BSc. (Hons) Forensic Investigation and Analysis
Saoirse Dervin is an Aquasense Marie Curie Early Stage Researcher in the Bendable Electronics and Sensing Technologies (BEST) group at the University of Glasgow. She graduated with a BSc. (Hons) in Forensic Investigation and Analysis from the Institute of Technology Sligo, Ireland in 2014. While studying for her undergraduate degree, Saoirse undertook a number of research projects in functional materials and chemical analysis.
Saoirse is currently working towards the submission of her PhD thesis entitled, “In Vitro activity of graphene and low-dimensional nanomaterials.” Throughout the course of her PhD studies Saoirse acquired extensive experience in the areas of nano-fabrication and nano-characterization and has successfully authored/co-authored 9 publications, including research papers, a review paper and book chapters and contributed in 4 international/national conferences.

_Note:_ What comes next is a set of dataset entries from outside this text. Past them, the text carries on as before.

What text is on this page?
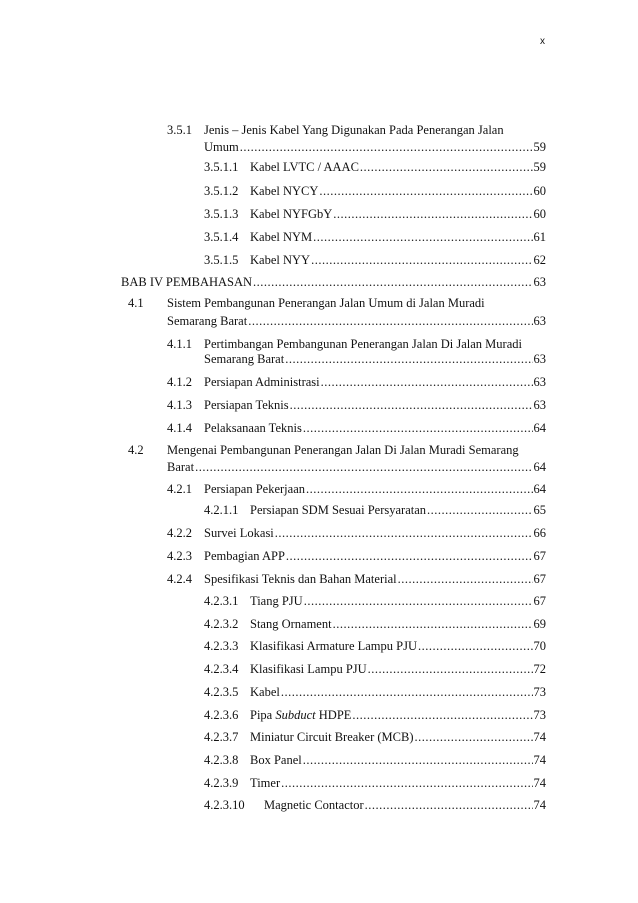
x
3.5.1 Jenis – Jenis Kabel Yang Digunakan Pada Penerangan Jalan
Umum .....	59
3.5.1.1 Kabel LVTC / AAAC .....	59
3.5.1.2 Kabel NYCY .....	60
3.5.1.3 Kabel NYFGbY .....	60
3.5.1.4 Kabel NYM .....	61
3.5.1.5 Kabel NYY .....	62
BAB IV PEMBAHASAN .....	63
4.1 Sistem Pembangunan Penerangan Jalan Umum di Jalan Muradi
Semarang Barat .....	63
4.1.1 Pertimbangan Pembangunan Penerangan Jalan Di Jalan Muradi
Semarang Barat .....	63
4.1.2 Persiapan Administrasi .....	63
4.1.3 Persiapan Teknis .....	63
4.1.4 Pelaksanaan Teknis .....	64
4.2 Mengenai Pembangunan Penerangan Jalan Di Jalan Muradi Semarang
Barat .....	64
4.2.1 Persiapan Pekerjaan .....	64
4.2.1.1 Persiapan SDM Sesuai Persyaratan .....	65
4.2.2 Survei Lokasi .....	66
4.2.3 Pembagian APP .....	67
4.2.4 Spesifikasi Teknis dan Bahan Material .....	67
4.2.3.1 Tiang PJU .....	67
4.2.3.2 Stang Ornament .....	69
4.2.3.3 Klasifikasi Armature Lampu PJU .....	70
4.2.3.4 Klasifikasi Lampu PJU .....	72
4.2.3.5 Kabel .....	73
4.2.3.6 Pipa Subduct HDPE .....	73
4.2.3.7 Miniatur Circuit Breaker (MCB) .....	74
4.2.3.8 Box Panel .....	74
4.2.3.9 Timer .....	74
4.2.3.10 Magnetic Contactor .....	74
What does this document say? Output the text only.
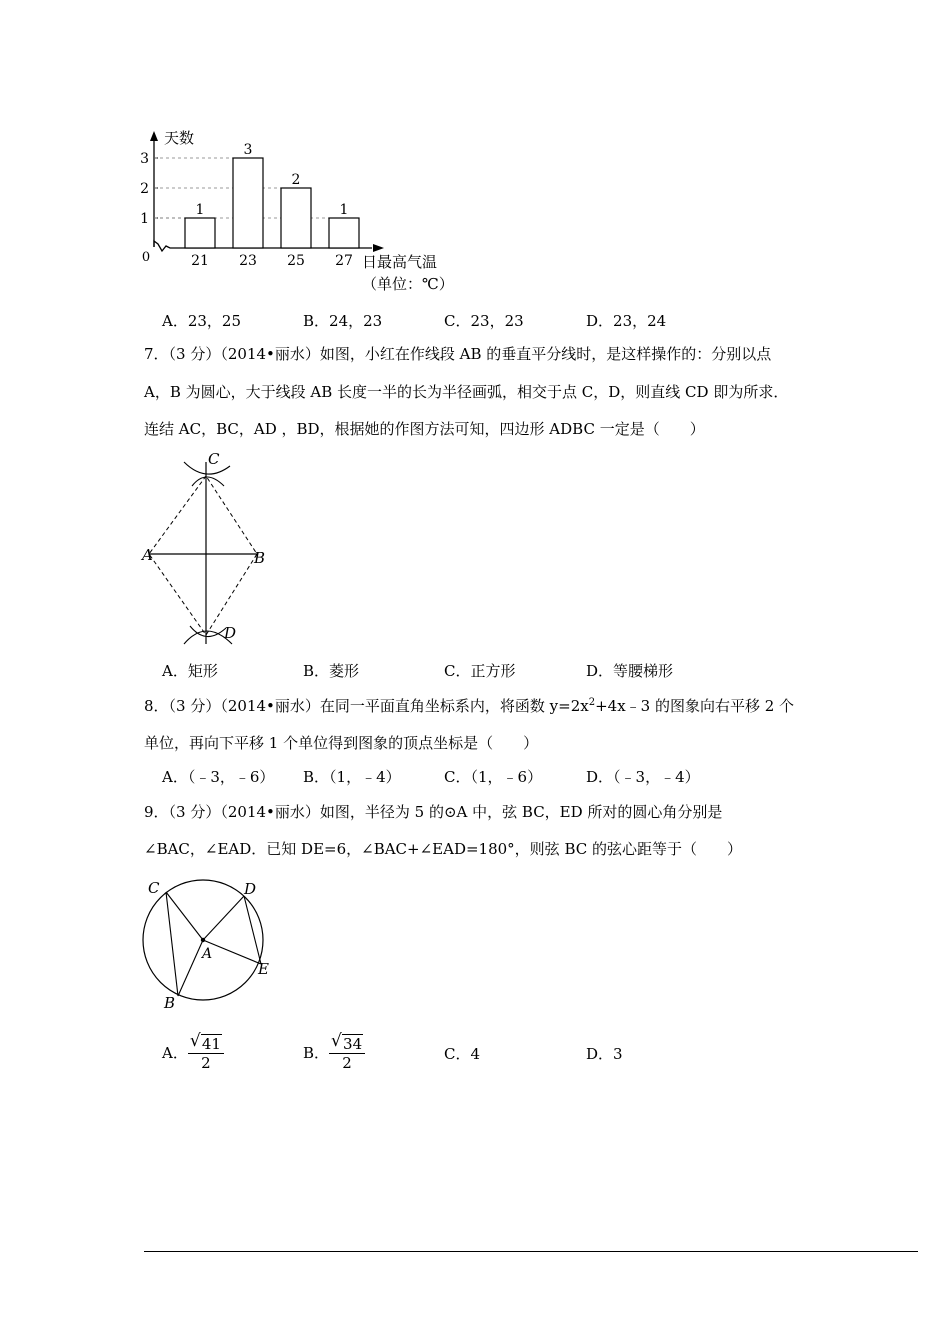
1
2
3
1
21
3
23
2
25
1
27
天数
日最高气温
（单位：℃）
0
A．23，25	B．24，23	C．23，23	D．23，24
7．（3 分）（2014•丽水）如图，小红在作线段 AB 的垂直平分线时，是这样操作的：分别以点
A，B 为圆心，大于线段 AB 长度一半的长为半径画弧，相交于点 C，D，则直线 CD 即为所求．
连结 AC，BC，AD ，BD，根据她的作图方法可知，四边形 ADBC 一定是（　　）
C
A	B
D
A．矩形	B．菱形	C．正方形	D．等腰梯形
8．（3 分）（2014•丽水）在同一平面直角坐标系内，将函数 $y=2x^2+4x﹣3$ 的图象向右平移 2 个
单位，再向下平移 1 个单位得到图象的顶点坐标是（　　）
A．（﹣3，﹣6） B．（1，﹣4）	C．（1，﹣6）	D．（﹣3，﹣4）
9．（3 分）（2014•丽水）如图，半径为 5 的⊙A 中，弦 BC，ED 所对的圆心角分别是
∠BAC，∠EAD．已知 DE=6，∠BAC+∠EAD=180°，则弦 BC 的弦心距等于（　　）
C	D
A
E
B
A． $\frac{√ 41}{2}$	B． $\frac{√ 34}{2}$	C．4	D．3
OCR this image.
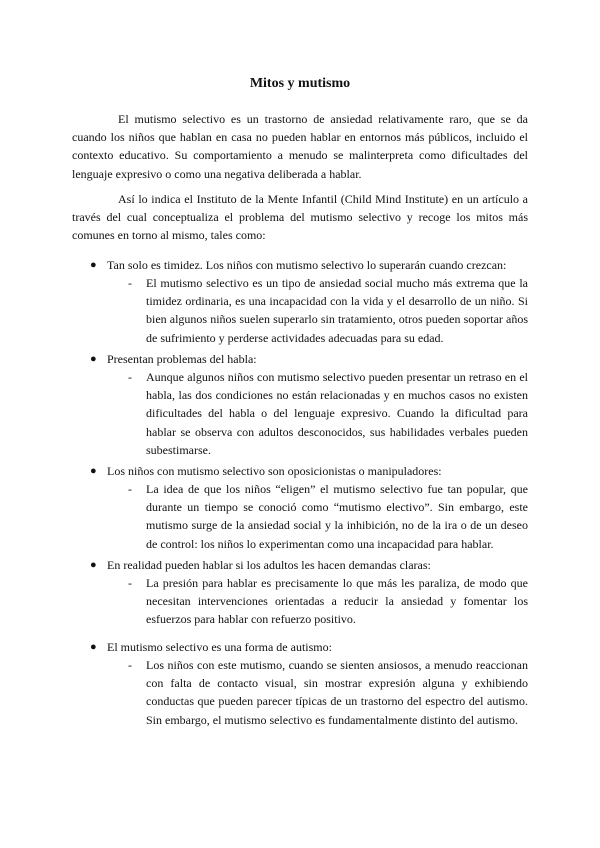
Mitos y mutismo

El mutismo selectivo es un trastorno de ansiedad relativamente raro, que se da cuando los niños que hablan en casa no pueden hablar en entornos más públicos, incluido el contexto educativo. Su comportamiento a menudo se malinterpreta como dificultades del lenguaje expresivo o como una negativa deliberada a hablar.

Así lo indica el Instituto de la Mente Infantil (Child Mind Institute) en un artículo a través del cual conceptualiza el problema del mutismo selectivo y recoge los mitos más comunes en torno al mismo, tales como:

● Tan solo es timidez. Los niños con mutismo selectivo lo superarán cuando crezcan:
- El mutismo selectivo es un tipo de ansiedad social mucho más extrema que la timidez ordinaria, es una incapacidad con la vida y el desarrollo de un niño. Si bien algunos niños suelen superarlo sin tratamiento, otros pueden soportar años de sufrimiento y perderse actividades adecuadas para su edad.

● Presentan problemas del habla:
- Aunque algunos niños con mutismo selectivo pueden presentar un retraso en el habla, las dos condiciones no están relacionadas y en muchos casos no existen dificultades del habla o del lenguaje expresivo. Cuando la dificultad para hablar se observa con adultos desconocidos, sus habilidades verbales pueden subestimarse.

● Los niños con mutismo selectivo son oposicionistas o manipuladores:
- La idea de que los niños “eligen” el mutismo selectivo fue tan popular, que durante un tiempo se conoció como “mutismo electivo”. Sin embargo, este mutismo surge de la ansiedad social y la inhibición, no de la ira o de un deseo de control: los niños lo experimentan como una incapacidad para hablar.

● En realidad pueden hablar si los adultos les hacen demandas claras:
- La presión para hablar es precisamente lo que más les paraliza, de modo que necesitan intervenciones orientadas a reducir la ansiedad y fomentar los esfuerzos para hablar con refuerzo positivo.

● El mutismo selectivo es una forma de autismo:
- Los niños con este mutismo, cuando se sienten ansiosos, a menudo reaccionan con falta de contacto visual, sin mostrar expresión alguna y exhibiendo conductas que pueden parecer típicas de un trastorno del espectro del autismo. Sin embargo, el mutismo selectivo es fundamentalmente distinto del autismo.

Her research interests include the synthesis and characterization of 0, 1 and 2D nanomaterials, biomaterials and their interactions with living organisms, their safety profiles and their potential to contribute towards safeguarding environmental sustainability. She is also interested in the application of these materials as nanotherapeutics, drug delivery systems, biosensors, smart wearable technologies and technologies for environmental monitoring and remediation.
RP6: Pressure and turbidity sensors (ESR 6, UoG)
There could be significant variation in the response of sensors during water quality monitoring as water pressure, slit and mud etc. affect the performance and post calibration challenges. To address this issue, this project will develop pressure and turbidity sensors and integrate them on multi-sensors patch. The interdigitated graphene based highly-sensitive capacitive pressure sensors will be developed on flexible substrate such as PET. The turbidity sensors will be fabricated by using 3D printed packages. The integration of turbidity sensors in the proposed multi-sensors, is advantageous in terms of predicting the selectivity and also for deployment of sensors.